Streamlining Choice of CNNs and Structure Framing of Convolution Layer

2020 
Convolutional neural networks (CNNs) are a kind of deep neural networks which were designed from the biologically driven models. Researchers focused on how humans perceive an image in the brain. As an image is passed through different layers in the human brain, in the same way, CNNs have many layers. In this paper, the structure of CNN is described, guidelines on the design of the convolution layer and decision making on when to use a pre-trained CNN model with transfer learning and when to design our custom architecture CNN model. This will help future researchers in a quick start with CNN modeling.
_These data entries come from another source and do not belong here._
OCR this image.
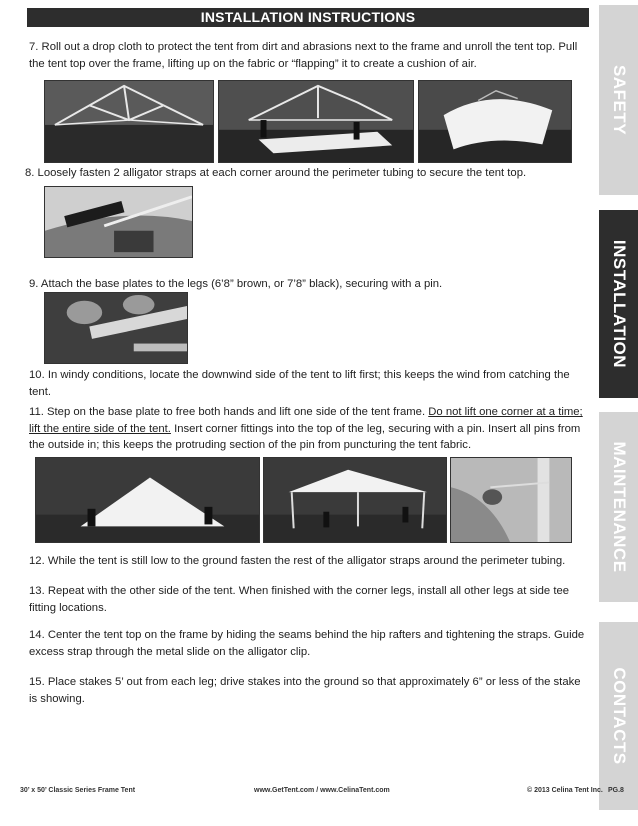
INSTALLATION INSTRUCTIONS
7. Roll out a drop cloth to protect the tent from dirt and abrasions next to the frame and unroll the tent top. Pull the tent top over the frame, lifting up on the fabric or “flapping” it to create a cushion of air.
8. Loosely fasten 2 alligator straps at each corner around the perimeter tubing to secure the tent top.
9. Attach the base plates to the legs (6’8” brown, or 7’8” black), securing with a pin.
10. In windy conditions, locate the downwind side of the tent to lift first; this keeps the wind from catching the tent.
11. Step on the base plate to free both hands and lift one side of the tent frame. Do not lift one corner at a time; lift the entire side of the tent. Insert corner fittings into the top of the leg, securing with a pin. Insert all pins from the outside in; this keeps the protruding section of the pin from puncturing the tent fabric.
12. While the tent is still low to the ground fasten the rest of the alligator straps around the perimeter tubing.
13. Repeat with the other side of the tent. When finished with the corner legs, install all other legs at side tee fitting locations.
14. Center the tent top on the frame by hiding the seams behind the hip rafters and tightening the straps. Guide excess strap through the metal slide on the alligator clip.
15. Place stakes 5’ out from each leg; drive stakes into the ground so that approximately 6” or less of the stake is showing.
SAFETY
INSTALLATION
MAINTENANCE
CONTACTS
30’ x 50’ Classic Series Frame Tent	www.GetTent.com / www.CelinaTent.com	© 2013 Celina Tent Inc. PG.8
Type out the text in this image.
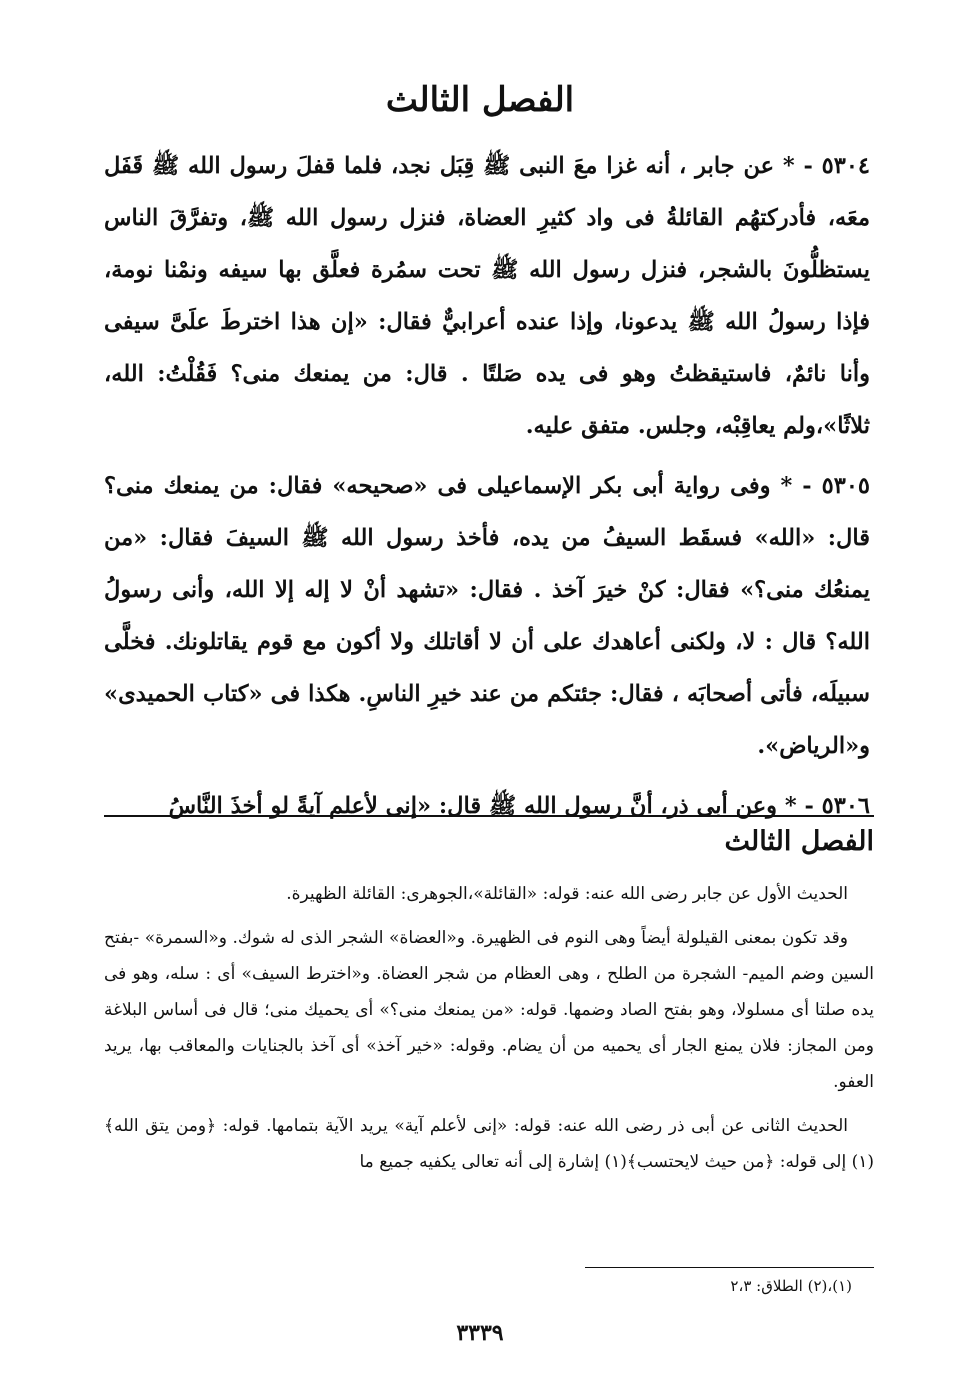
الفصل الثالث

٥٣٠٤ - * عن جابر ، أنه غزا معَ النبى ﷺ قِبَل نجد، فلما قفلَ رسول الله ﷺ قَفَل معَه، فأدركتهُم القائلةُ فى واد كثيرِ العضاة، فنزل رسول الله ﷺ، وتفرَّقَ الناس يستظلُّونَ بالشجر، فنزل رسول الله ﷺ تحت سمُرة فعلَّق بها سيفه ونمْنا نومة، فإذا رسولُ الله ﷺ يدعونا، وإذا عنده أعرابيٌّ فقال: «إن هذا اخترطَ علَىَّ سيفى وأنا نائمٌ، فاستيقظتُ وهو فى يده صَلتًا . قال: من يمنعك منى؟ فَقُلْتُ: الله، ثلاثًا»،ولم يعاقِبْه، وجلس. متفق عليه.

٥٣٠٥ - * وفى رواية أبى بكر الإسماعيلى فى «صحيحه» فقال: من يمنعك منى؟ قال: «الله» فسقَط السيفُ من يده، فأخذ رسول الله ﷺ السيفَ فقال: «من يمنعُك منى؟» فقال: كنْ خيرَ آخذ . فقال: «تشهد أنْ لا إله إلا الله، وأنى رسولُ الله؟ قال : لا، ولكنى أعاهدك على أن لا أقاتلك ولا أكون مع قوم يقاتلونك. فخلَّى سبيلَه، فأتى أصحابَه ، فقال: جئتكم من عند خيرِ الناسِ. هكذا فى «كتاب الحميدى» و«الرياض».

٥٣٠٦ - * وعن أبى ذر، أنَّ رسول الله ﷺ قال: «إنى لأعلم آيةً لو أخذَ النَّاسُ

الفصل الثالث

الحديث الأول عن جابر رضى الله عنه: قوله: «القائلة»،الجوهرى: القائلة الظهيرة.

وقد تكون بمعنى القيلولة أيضاً وهى النوم فى الظهيرة. و«العضاة» الشجر الذى له شوك. و«السمرة» -بفتح السين وضم الميم- الشجرة من الطلح ، وهى العظام من شجر العضاة. و«اخترط السيف» أى : سله، وهو فى يده صلتا أى مسلولا، وهو بفتح الصاد وضمها. قوله: «من يمنعك منى؟» أى يحميك منى؛ قال فى أساس البلاغة ومن المجاز: فلان يمنع الجار أى يحميه من أن يضام. وقوله: «خير آخذ» أى آخذ بالجنايات والمعاقب بها، يريد العفو.

الحديث الثانى عن أبى ذر رضى الله عنه: قوله: «إنى لأعلم آية» يريد الآية بتمامها. قوله: ﴿ومن يتق الله﴾(١) إلى قوله: ﴿من حيث لايحتسب﴾(١) إشارة إلى أنه تعالى يكفيه جميع ما

(١)،(٢) الطلاق: ٢،٣
٣٣٣٩
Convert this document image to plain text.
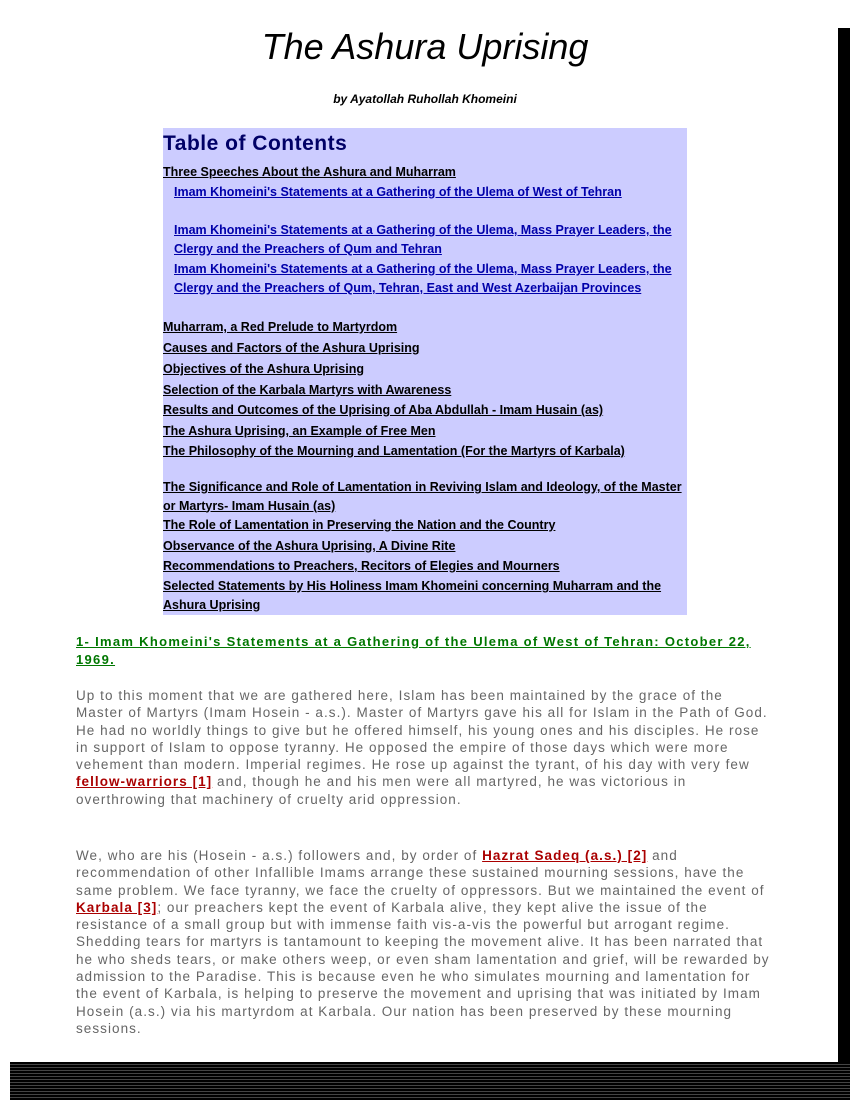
The Ashura Uprising
by Ayatollah Ruhollah Khomeini
Table of Contents
Three Speeches About the Ashura and Muharram
Imam Khomeini's Statements at a Gathering of the Ulema of West of Tehran
Imam Khomeini's Statements at a Gathering of the Ulema, Mass Prayer Leaders, the Clergy and the Preachers of Qum and Tehran
Imam Khomeini's Statements at a Gathering of the Ulema, Mass Prayer Leaders, the Clergy and the Preachers of Qum, Tehran, East and West Azerbaijan Provinces
Muharram, a Red Prelude to Martyrdom
Causes and Factors of the Ashura Uprising
Objectives of the Ashura Uprising
Selection of the Karbala Martyrs with Awareness
Results and Outcomes of the Uprising of Aba Abdullah - Imam Husain (as)
The Ashura Uprising, an Example of Free Men
The Philosophy of the Mourning and Lamentation (For the Martyrs of Karbala)
The Significance and Role of Lamentation in Reviving Islam and Ideology, of the Master or Martyrs- Imam Husain (as)
The Role of Lamentation in Preserving the Nation and the Country
Observance of the Ashura Uprising, A Divine Rite
Recommendations to Preachers, Recitors of Elegies and Mourners
Selected Statements by His Holiness Imam Khomeini concerning Muharram and the Ashura Uprising
1- Imam Khomeini's Statements at a Gathering of the Ulema of West of Tehran: October 22, 1969.
Up to this moment that we are gathered here, Islam has been maintained by the grace of the Master of Martyrs (Imam Hosein - a.s.). Master of Martyrs gave his all for Islam in the Path of God. He had no worldly things to give but he offered himself, his young ones and his disciples. He rose in support of Islam to oppose tyranny. He opposed the empire of those days which were more vehement than modern. Imperial regimes. He rose up against the tyrant, of his day with very few fellow-warriors [1] and, though he and his men were all martyred, he was victorious in overthrowing that machinery of cruelty arid oppression.
We, who are his (Hosein - a.s.) followers and, by order of Hazrat Sadeq (a.s.) [2] and recommendation of other Infallible Imams arrange these sustained mourning sessions, have the same problem. We face tyranny, we face the cruelty of oppressors. But we maintained the event of Karbala [3]; our preachers kept the event of Karbala alive, they kept alive the issue of the resistance of a small group but with immense faith vis-a-vis the powerful but arrogant regime. Shedding tears for martyrs is tantamount to keeping the movement alive. It has been narrated that he who sheds tears, or make others weep, or even sham lamentation and grief, will be rewarded by admission to the Paradise. This is because even he who simulates mourning and lamentation for the event of Karbala, is helping to preserve the movement and uprising that was initiated by Imam Hosein (a.s.) via his martyrdom at Karbala. Our nation has been preserved by these mourning sessions.
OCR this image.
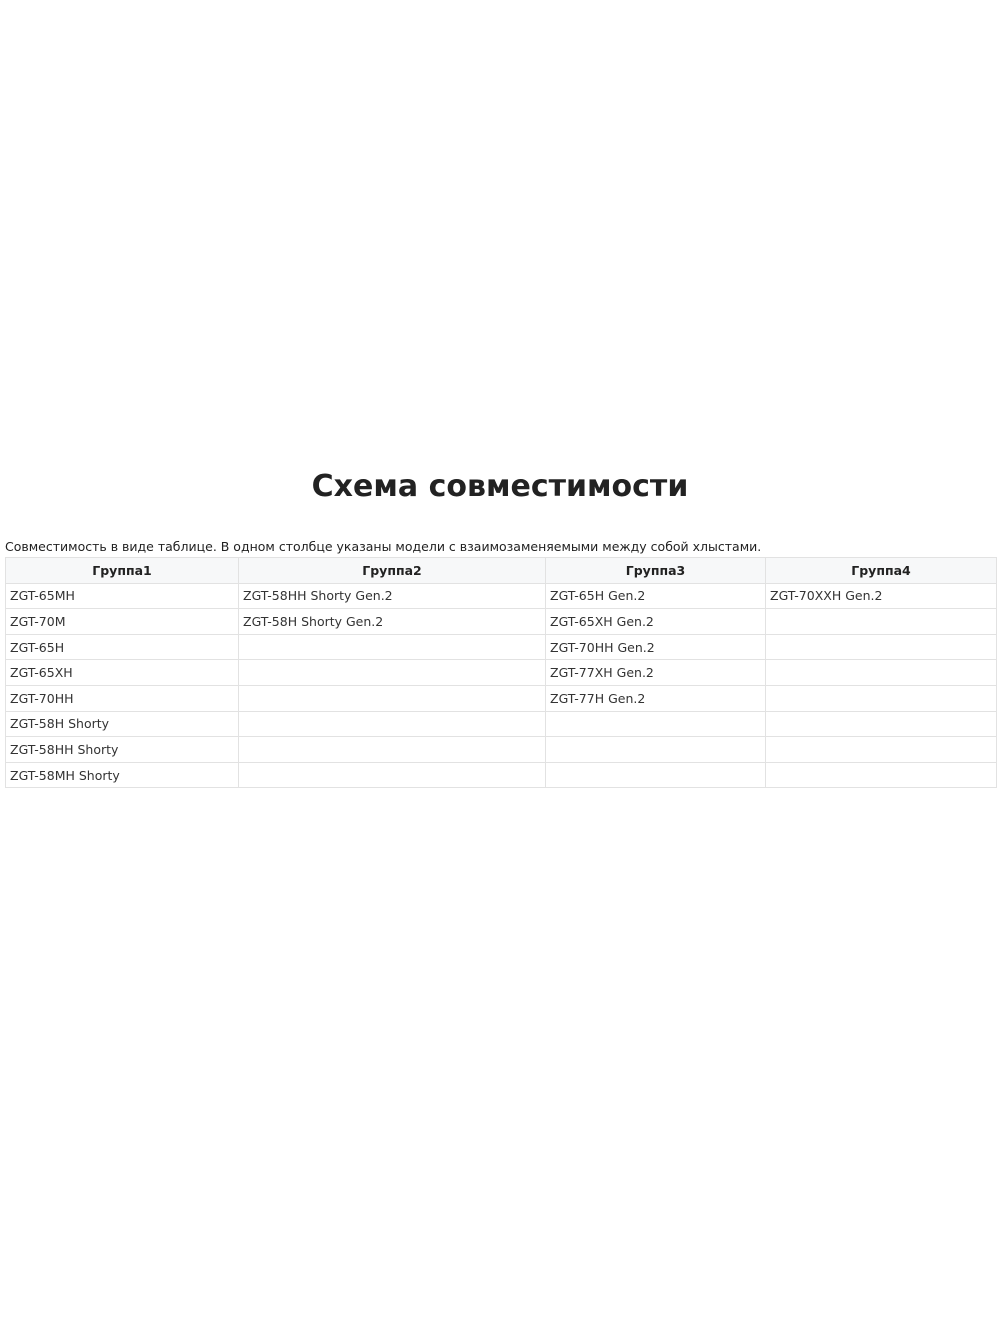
Схема совместимости

Совместимость в виде таблице. В одном столбце указаны модели с взаимозаменяемыми между собой хлыстами.

Группа1	Группа2	Группа3	Группа4
ZGT-65MH	ZGT-58HH Shorty Gen.2	ZGT-65H Gen.2	ZGT-70XXH Gen.2
ZGT-70M	ZGT-58H Shorty Gen.2	ZGT-65XH Gen.2	
ZGT-65H		ZGT-70HH Gen.2	
ZGT-65XH		ZGT-77XH Gen.2	
ZGT-70HH		ZGT-77H Gen.2	
ZGT-58H Shorty			
ZGT-58HH Shorty			
ZGT-58MH Shorty			
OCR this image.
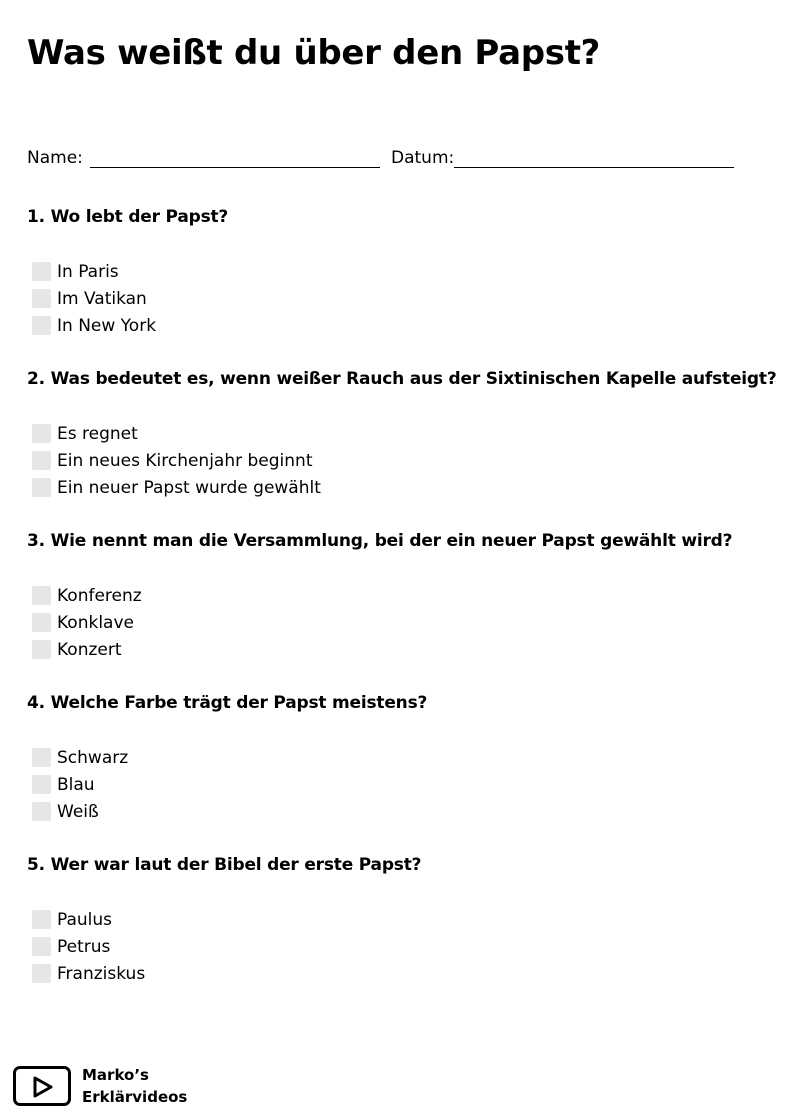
Was weißt du über den Papst?
Name:	Datum:

1. Wo lebt der Papst?

In Paris
Im Vatikan
In New York

2. Was bedeutet es, wenn weißer Rauch aus der Sixtinischen Kapelle aufsteigt?

Es regnet
Ein neues Kirchenjahr beginnt
Ein neuer Papst wurde gewählt

3. Wie nennt man die Versammlung, bei der ein neuer Papst gewählt wird?

Konferenz
Konklave
Konzert

4. Welche Farbe trägt der Papst meistens?

Schwarz
Blau
Weiß

5. Wer war laut der Bibel der erste Papst?

Paulus
Petrus
Franziskus
Marko’s
Erklärvideos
Experimentation is done on two popular image datasets, i.e., CIFAR-100 and Stanford clothing attribute dataset, where CIFAR-100 is a clean dataset of 60,000 images belonging to 100 classes and Stanford clothing attribute dataset is highly noisy and imbalanced data as it has uneven distribution of samples for different attributes and many of the samples do not have a clear distinction between the classes resulting in overlapping training data. Four CNNs were designed, where two models were pre-trained CNN models and two were customized CNN models and compared their performance on image classification task and treatment of the missing data in the dataset. Based on this comparison and related study, we framed the guidelines for designing a convolution layer and making choice between using a pre-trained (transfer learning) or customized CNNs.